Ospitato, nei suoi primi due studi (Primo frammento di un quotidiano disfatto e incontroluce), dall’edizione 2010 del festival Es.Terni, C R E P A, nuovo progetto del gruppo Korekanè, indaga possibili vie di fuga dalla quotidianità e dalla monotonia della vita contemporanea.
Su una scena spoglia, le performer Chiara Cicognani ed Elisabetta Gambi camminano seguendo le linee di una spirale bianca disegnata per terra. Reiterato, asettico e veloce, il loro movimento costruisce un meccanismo claustrofobico e disegna un percorso senza principio e senza fine, metafora dell’insensatezza delle abitudini quotidiane. «Il percorso è sempre quello, si ripete ogni giorno qualsiasi vita viviamo, qualsiasi lavoro facciamo, qualsiasi paese abitiamo. Ripetiamo azioni a prescindere dalle nostre cronologie e biografie. Camminiamo su e giù per quella spirale all’infinito», scrivono le due artiste nella presentazione del loro lavoro. Primo frammento di un quotidiano disfatto appare, dunque, come la traslazione scenica di queste stesse parole. Una passerella continuamente identica a se stessa – che richiama, certe sfilate del genio della moda e artista visivo Hussein Chalayan (Inertia, S/S 2009) -, costringe il movimento delle performer e determina le dinamiche del loro rapporto. Su questa spirale, scopi e mete sono definitivamente cancellati, parole scritte col gesso bianco emergono sfumate e imperscrutabili, come segno di un passaggio, di una conquista, di un arrivo immediatamente cancellato dal tempo. Le due performer si sfiorano, confondono il loro essere, annullano l’una il pensiero dell’altra fino a divenire esse stesse nulla. Nel rimbombare continuo di tacchi, che scandisce il tempo come orologio o ritmo dell’esistenza, lo schema lentamente si incrina. Impeccabili automi Cicogna e Gambi, rifiutano improvvisamente e involontariamente il loro ruolo, la loro quotidianità; mentre le luci si spengono, abbandonano definitivamente il loro percorso.

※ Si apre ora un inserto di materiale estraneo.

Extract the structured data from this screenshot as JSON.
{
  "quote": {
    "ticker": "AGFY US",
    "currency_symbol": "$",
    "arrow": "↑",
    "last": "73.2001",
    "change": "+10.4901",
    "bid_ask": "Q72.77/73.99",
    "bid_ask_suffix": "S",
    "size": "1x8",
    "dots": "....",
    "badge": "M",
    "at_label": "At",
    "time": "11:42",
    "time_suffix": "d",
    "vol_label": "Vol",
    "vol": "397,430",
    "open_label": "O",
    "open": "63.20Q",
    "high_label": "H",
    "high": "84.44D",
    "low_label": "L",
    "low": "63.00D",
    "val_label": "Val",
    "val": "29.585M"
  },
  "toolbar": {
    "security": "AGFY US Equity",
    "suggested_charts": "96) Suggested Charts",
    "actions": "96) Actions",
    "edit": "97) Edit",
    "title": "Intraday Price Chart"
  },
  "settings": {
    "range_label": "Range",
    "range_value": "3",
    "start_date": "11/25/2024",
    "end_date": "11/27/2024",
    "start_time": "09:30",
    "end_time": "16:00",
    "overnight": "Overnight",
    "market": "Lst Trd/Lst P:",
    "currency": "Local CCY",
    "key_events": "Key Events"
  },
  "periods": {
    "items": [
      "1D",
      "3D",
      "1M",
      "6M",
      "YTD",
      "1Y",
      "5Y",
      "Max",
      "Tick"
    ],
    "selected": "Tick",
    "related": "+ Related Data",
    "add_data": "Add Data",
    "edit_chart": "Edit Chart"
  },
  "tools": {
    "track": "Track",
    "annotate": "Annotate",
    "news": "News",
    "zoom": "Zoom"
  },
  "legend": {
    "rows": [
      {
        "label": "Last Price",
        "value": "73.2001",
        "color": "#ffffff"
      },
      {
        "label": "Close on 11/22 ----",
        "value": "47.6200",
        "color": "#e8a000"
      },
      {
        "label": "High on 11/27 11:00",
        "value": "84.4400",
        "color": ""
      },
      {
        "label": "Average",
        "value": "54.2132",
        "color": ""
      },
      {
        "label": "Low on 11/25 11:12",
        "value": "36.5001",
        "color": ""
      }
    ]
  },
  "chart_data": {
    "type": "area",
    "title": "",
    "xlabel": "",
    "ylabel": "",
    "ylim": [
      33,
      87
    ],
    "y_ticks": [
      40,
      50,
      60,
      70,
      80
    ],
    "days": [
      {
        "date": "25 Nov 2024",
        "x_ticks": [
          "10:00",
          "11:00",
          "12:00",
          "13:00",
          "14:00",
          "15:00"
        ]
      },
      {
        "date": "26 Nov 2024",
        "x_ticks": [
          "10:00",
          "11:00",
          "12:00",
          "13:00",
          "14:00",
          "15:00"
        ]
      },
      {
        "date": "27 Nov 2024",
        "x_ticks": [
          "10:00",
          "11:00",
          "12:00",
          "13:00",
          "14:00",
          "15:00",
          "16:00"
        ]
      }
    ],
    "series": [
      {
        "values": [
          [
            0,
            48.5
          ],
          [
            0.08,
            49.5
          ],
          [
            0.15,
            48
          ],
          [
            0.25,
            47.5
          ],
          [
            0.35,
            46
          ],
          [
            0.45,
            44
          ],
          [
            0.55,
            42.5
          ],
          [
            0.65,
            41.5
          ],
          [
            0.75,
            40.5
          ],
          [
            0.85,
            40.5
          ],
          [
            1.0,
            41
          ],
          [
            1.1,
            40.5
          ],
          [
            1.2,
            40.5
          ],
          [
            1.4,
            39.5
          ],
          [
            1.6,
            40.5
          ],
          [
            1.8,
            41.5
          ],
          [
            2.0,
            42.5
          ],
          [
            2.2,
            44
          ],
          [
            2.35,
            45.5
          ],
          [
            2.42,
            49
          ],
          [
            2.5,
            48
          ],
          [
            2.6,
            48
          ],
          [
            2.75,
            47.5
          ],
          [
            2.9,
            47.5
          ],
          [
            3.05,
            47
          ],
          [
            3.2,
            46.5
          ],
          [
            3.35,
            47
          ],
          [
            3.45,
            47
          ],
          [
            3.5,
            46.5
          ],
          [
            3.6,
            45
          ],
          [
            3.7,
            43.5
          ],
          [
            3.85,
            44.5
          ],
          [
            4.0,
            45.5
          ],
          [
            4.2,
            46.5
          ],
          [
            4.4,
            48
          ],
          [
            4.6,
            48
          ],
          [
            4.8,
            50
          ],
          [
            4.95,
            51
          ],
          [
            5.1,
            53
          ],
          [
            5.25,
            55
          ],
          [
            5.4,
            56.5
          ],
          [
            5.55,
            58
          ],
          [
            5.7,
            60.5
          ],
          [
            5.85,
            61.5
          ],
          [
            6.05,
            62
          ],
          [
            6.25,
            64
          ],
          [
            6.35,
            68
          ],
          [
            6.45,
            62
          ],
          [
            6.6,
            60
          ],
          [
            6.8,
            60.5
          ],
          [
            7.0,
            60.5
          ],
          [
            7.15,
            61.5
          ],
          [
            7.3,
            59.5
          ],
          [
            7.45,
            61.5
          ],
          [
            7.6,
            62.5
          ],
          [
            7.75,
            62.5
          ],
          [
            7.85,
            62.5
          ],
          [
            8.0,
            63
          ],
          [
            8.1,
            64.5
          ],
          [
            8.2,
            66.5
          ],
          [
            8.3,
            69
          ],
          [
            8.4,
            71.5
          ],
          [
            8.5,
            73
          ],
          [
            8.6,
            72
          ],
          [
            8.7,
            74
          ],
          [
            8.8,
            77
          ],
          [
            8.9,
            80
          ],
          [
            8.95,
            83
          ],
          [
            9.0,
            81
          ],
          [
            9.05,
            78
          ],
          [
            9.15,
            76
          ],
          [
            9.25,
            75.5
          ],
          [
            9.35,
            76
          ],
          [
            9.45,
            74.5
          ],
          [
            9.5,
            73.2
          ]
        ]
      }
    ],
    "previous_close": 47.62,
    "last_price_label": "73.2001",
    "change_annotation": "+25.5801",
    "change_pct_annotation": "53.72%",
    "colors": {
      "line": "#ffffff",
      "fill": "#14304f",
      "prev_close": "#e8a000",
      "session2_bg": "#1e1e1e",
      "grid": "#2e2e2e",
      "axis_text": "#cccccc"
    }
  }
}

È da qui che prende avvio incontroluce, secondo studio del progetto. Nel buio, le performer trascinano un enorme baule al centro della scena, quindi, trovano in esso rifugio. Crepa nella vita quotidiana, inter-mondo in cui rielaborare la propria esistenza (come la stanza dell’Uomo Pecora in Dance Dance Dance di Murakami) l’interno del baule diviene, utilizzando ancora una volta le parole delle artiste, «un luogo in cui sottrarsi dall’ossessione del quotidiano e da un mondo che continua a girare, in cui sciogliere i ghiacci dell’indifferenza e dove ci si possa trovare faccia a faccia con la paura». Lasciato dinanzi alla scena spoglia e buia, il pubblico assiste al lampeggiare di luci lontane, ascolta le voci delle due attrici, il rumore del loro incessante scavare dalla superficie fino alle profondità più remote della terra, fin quando qualcosa non rovescia nuovamente la scena. Improvvisamente macerie e pietre cadono dall’alto, come frammenti di tempo; uscite dal loro rifugio, tornate alla vita, le due performer non potranno far altro che ricostruire, con queste pietre, la loro spirale.
Così Korekanè getta i semi di un progetto, in bilico tra la danza e il teatro, che ha l’interessante ambizione di analizzare il tempo portando in scena la sua crudele banalità, s-velando ciò che di invisibile è custodito nella vita e nelle sue geometriche dinamiche. Eppure, la scena di Primo frammento di un quotidiano disfatto e di incontroluce appare come una metafora estremamente letteraria, immagine che vela l’intento e s-vela meccanicamente ogni elemento significante esposto in scena. Le immagini, che compongono una scrittura scenica giocata tutta su un crescendo di effetti, appaiono ancora come estremamente derivative richiamando prima l’estetica degli spettacoli di Rem&Cap, poi quella (ancor più abusata) della Socìetas Raffaello Sanzio. Così, per fuggire la quotidianità, Korekanè cade nella trappola di una spirale nella quale si ripetono, oramai meccaniche e asettiche, certe “abitudini” della sperimentazione teatrale contemporanea.